The $2 billion that UBS said had been lost by the rogue dealing effectively canceled out the first year of savings from a recently-announced cost-cutting plan involving the loss of 3,500 jobs.
We believe that yesterday's event could have personnel consequences on senior management level, said Vontobel analyst Teresa Nielsen. The exit from non-core businesses inside the investment bank could be accelerated.
In the firing line are Chief Executive Oswald Gruebel, himself a former trader who was brought out of retirement in 2009 to try to turn UBS around, and investment bank boss Carsten Kengeter, the bank's highest paid employee last year.
In a Sunday newspaper interview before the scandal broke, Gruebel said how the bank would be restructured depended on how Swiss regulators planned to implement tough new capital standards that parliament is expected to approve next week.
What is clear is that we must become more efficient. That will prompt major criticism because of reductions, offshoring, outsourcing of jobs and activities, he said.
Fitch said news of the UBS loss meant Swiss parliamentarians were far less likely to accommodate banks' requests to loosen some of the relatively strict revised liquidity, capital and organization requirements.
UBS stock, which fell 10.8 percent on Thursday to end at its lowest close since March 2009, was up 4.3 percent at 10.17 francs by 1250 GMT compared with a 2.4 percent rise on the European banking sector index.
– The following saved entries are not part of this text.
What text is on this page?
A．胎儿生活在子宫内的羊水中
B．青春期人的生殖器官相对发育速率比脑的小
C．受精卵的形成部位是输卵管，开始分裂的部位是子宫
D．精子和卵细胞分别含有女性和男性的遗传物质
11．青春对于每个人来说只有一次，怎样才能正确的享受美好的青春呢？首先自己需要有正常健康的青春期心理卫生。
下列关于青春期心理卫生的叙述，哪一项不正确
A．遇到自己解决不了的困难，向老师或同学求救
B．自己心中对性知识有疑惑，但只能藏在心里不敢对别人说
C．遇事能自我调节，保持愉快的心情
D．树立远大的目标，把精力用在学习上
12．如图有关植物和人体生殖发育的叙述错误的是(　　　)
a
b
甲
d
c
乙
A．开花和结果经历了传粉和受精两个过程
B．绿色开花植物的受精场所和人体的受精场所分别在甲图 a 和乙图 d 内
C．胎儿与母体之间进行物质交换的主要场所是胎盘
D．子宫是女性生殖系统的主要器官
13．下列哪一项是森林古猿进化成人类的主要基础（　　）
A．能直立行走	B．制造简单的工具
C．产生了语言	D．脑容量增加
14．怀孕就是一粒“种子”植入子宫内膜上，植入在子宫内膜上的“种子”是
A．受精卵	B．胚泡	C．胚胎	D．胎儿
New losses in UBS's investment bank risk scaring rich clients and prompting a further flight from its huge private bank, the core of its business that used to be the world's biggest wealth manager but has slipped to third place.
The concern from the wealth management client's point of view is that if UBS cannot even manage their own proprietary trading positions, how can the client expect UBS to manage money on his or her behalf, said Melvyn Teo, professor of finance at Singapore Management University.
The suspect's father, John Adoboli, a retired United Nations employee from Ghana, said he knew finance was a high risk area but he had no doubts about his son's integrity.
From what the reports are saying, it could be that he made a mistake or wrongful judgment, he told Reuters by phone from the Ghanaian port city of Tema.